Images & Sounds

The IOC’s Images & Sounds patrimony is composed of three collections: the photographic collection, the audiovisual collection and the sound collection. The period covered goes from 1896 to the present day. Thanks to the ambitious patrimonial conservation programmes launched in the early 2000s, the IOC’s Images & Sounds collections are now preserved in the best possible conditions. The valuable historical items have been restored and conditioned to make them accessible to future generations. Most of the collections have been digitised, archived and documented. The treasures of our Images & Sounds patrimony are now accessible via The Olympic Multimedia Library (TOML) for IOC partners and the Olympic family.


The photographic collections contain almost 650,000 images, the first dating from the 1896 Games in Athens. These collections document the competitions at the Olympic Games and Youth Olympic Games, behind the scenes activities, Games operations and organisation, the institutional activities of the IOC and its President, and the activities of The Olympic Museum. Now composed mainly of digital images, the collections also contain more than 2,000 restored precious photoprints, 40 glass plates, around 20 historic albums and almost 1,300 postcards.


Containing more than 45,000 hours of audiovisual content, the collection consists mainly of the televised coverage of the Olympic Games and Olympic films.

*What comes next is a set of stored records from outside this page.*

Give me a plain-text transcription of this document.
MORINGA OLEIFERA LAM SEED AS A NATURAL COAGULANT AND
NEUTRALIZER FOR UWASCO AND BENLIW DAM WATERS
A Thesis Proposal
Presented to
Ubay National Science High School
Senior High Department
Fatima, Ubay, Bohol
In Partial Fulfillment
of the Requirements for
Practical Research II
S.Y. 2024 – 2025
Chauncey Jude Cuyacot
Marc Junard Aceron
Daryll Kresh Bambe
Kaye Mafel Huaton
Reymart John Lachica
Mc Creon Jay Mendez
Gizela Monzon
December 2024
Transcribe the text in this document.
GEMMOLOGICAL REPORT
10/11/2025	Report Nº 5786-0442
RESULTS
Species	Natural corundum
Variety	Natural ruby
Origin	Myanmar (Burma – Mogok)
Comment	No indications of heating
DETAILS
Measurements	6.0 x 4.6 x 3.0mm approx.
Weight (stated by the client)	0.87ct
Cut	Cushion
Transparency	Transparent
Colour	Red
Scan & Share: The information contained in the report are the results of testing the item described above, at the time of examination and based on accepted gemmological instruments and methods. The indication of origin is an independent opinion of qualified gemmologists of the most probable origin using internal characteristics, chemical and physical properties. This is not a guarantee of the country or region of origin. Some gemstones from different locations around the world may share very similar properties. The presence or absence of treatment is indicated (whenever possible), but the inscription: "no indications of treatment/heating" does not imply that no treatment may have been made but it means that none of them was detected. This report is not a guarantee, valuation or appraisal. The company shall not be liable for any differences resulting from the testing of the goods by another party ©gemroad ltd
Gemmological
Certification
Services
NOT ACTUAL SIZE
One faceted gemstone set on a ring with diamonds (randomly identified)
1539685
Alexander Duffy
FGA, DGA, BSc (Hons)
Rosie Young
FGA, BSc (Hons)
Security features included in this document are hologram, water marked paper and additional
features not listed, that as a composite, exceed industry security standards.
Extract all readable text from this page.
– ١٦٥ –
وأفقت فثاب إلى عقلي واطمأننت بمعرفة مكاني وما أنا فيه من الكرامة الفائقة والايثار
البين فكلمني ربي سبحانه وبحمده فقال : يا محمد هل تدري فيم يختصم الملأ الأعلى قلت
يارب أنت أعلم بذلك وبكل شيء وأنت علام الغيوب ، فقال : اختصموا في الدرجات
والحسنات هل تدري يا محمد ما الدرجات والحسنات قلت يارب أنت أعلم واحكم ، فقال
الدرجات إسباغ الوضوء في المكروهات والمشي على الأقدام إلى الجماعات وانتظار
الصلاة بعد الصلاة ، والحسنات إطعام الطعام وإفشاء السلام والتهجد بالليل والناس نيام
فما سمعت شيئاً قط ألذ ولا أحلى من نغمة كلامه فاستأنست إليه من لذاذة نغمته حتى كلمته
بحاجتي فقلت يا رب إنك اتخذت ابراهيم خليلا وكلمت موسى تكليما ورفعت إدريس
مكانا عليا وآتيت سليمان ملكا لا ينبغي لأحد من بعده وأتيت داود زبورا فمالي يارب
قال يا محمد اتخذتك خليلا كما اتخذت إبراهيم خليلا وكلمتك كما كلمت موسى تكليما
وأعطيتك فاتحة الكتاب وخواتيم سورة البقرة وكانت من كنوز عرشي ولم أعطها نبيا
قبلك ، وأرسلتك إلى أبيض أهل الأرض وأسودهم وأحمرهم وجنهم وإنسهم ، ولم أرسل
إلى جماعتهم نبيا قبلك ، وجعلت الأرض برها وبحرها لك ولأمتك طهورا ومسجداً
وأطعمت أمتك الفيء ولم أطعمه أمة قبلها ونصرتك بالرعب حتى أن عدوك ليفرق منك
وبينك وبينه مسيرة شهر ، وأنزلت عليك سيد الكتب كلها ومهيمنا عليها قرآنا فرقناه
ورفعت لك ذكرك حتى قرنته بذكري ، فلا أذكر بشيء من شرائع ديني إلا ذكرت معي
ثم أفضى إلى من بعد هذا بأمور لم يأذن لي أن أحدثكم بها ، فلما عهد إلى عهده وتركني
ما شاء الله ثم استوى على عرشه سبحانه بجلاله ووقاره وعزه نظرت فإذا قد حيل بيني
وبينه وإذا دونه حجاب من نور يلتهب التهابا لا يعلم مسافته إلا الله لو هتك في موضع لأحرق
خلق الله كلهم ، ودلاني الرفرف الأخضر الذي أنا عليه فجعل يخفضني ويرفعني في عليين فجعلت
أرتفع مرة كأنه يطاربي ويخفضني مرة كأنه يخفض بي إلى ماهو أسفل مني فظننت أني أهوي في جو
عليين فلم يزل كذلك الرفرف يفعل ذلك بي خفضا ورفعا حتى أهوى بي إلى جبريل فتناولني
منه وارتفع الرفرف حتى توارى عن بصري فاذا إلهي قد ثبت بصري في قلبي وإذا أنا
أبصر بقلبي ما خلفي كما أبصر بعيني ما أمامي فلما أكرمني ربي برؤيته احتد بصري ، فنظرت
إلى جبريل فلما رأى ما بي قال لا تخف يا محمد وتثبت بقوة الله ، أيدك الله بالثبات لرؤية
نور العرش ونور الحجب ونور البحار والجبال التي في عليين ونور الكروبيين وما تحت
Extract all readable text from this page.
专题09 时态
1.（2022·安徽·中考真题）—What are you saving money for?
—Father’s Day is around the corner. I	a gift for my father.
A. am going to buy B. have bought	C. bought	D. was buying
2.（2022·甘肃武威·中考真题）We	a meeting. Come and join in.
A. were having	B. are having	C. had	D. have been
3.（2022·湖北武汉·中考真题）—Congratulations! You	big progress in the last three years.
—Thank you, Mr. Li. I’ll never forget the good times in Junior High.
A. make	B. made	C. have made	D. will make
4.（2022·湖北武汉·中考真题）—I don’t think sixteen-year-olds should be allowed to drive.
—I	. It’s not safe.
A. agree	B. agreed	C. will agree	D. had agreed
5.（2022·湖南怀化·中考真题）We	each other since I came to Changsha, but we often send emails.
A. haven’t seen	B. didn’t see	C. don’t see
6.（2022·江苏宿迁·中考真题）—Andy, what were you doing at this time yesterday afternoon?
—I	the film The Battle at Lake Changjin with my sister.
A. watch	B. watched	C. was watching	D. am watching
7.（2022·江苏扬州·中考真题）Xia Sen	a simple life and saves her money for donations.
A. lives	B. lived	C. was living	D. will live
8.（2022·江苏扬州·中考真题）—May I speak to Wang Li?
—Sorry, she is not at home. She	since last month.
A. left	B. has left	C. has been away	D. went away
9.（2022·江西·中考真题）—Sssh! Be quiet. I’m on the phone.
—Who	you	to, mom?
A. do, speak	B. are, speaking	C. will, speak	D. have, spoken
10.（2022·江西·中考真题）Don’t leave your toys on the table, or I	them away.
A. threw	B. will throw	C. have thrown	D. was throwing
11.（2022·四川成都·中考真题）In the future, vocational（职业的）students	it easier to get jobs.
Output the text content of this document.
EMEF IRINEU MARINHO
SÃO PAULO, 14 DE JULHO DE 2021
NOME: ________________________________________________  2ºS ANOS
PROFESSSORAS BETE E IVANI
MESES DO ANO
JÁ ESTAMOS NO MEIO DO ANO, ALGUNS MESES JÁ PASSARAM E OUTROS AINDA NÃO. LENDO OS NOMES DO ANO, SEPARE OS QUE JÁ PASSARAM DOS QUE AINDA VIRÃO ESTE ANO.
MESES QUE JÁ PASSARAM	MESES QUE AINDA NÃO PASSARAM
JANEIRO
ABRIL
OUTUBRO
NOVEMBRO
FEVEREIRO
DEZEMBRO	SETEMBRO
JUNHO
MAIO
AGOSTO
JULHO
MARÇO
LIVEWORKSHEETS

The Olympic Film collection spans from 1900, with images of the city of Paris, to 2018, with the Official Film of the Olympic Winter Games in PyeongChang. Since 1952, with the arrival of the first film reels from the 1948 Olympic Games, most of the films in the IOC’s patrimonial collection have been stored at the Cinemathèque Suisse, to ensure their long-term preservation. Today, more than 11,000 reels of film are stored in optimum conditions and monitored by the experts who work at this specialised institution.
In 1996, the IOC began a vast programme to acquire and safeguard the Olympic films. Dating back to the start of the 20th century, the scope of this collection makes it unique among sports film archives. After 20 years of painstaking research and restoration, 40 feature films, 60 short films and more than 1,000 hours of rushes covering the period from 1912 to 1998 have been added to our collections.

The television broadcast collection consists mostly of images of the competitions at the Olympic Games, and covers the period from 1960 to 2018. Until the Games in Beijing in 2008, these images came from the host broadcasters. Since then, the images produced by Olympic Broadcasting Services (OBS) are routed to our collections in Lausanne. The rest of the audiovisual collection includes images of Games preparations, the Olympic torch relay, the IOC and The Olympic Museum’s institutional activities, and numerous interviews with Olympians.


The IOC sound collection contains 8,800 hours of sound recordings. The collection consists mainly of recordings of the IOC’s institutional meetings.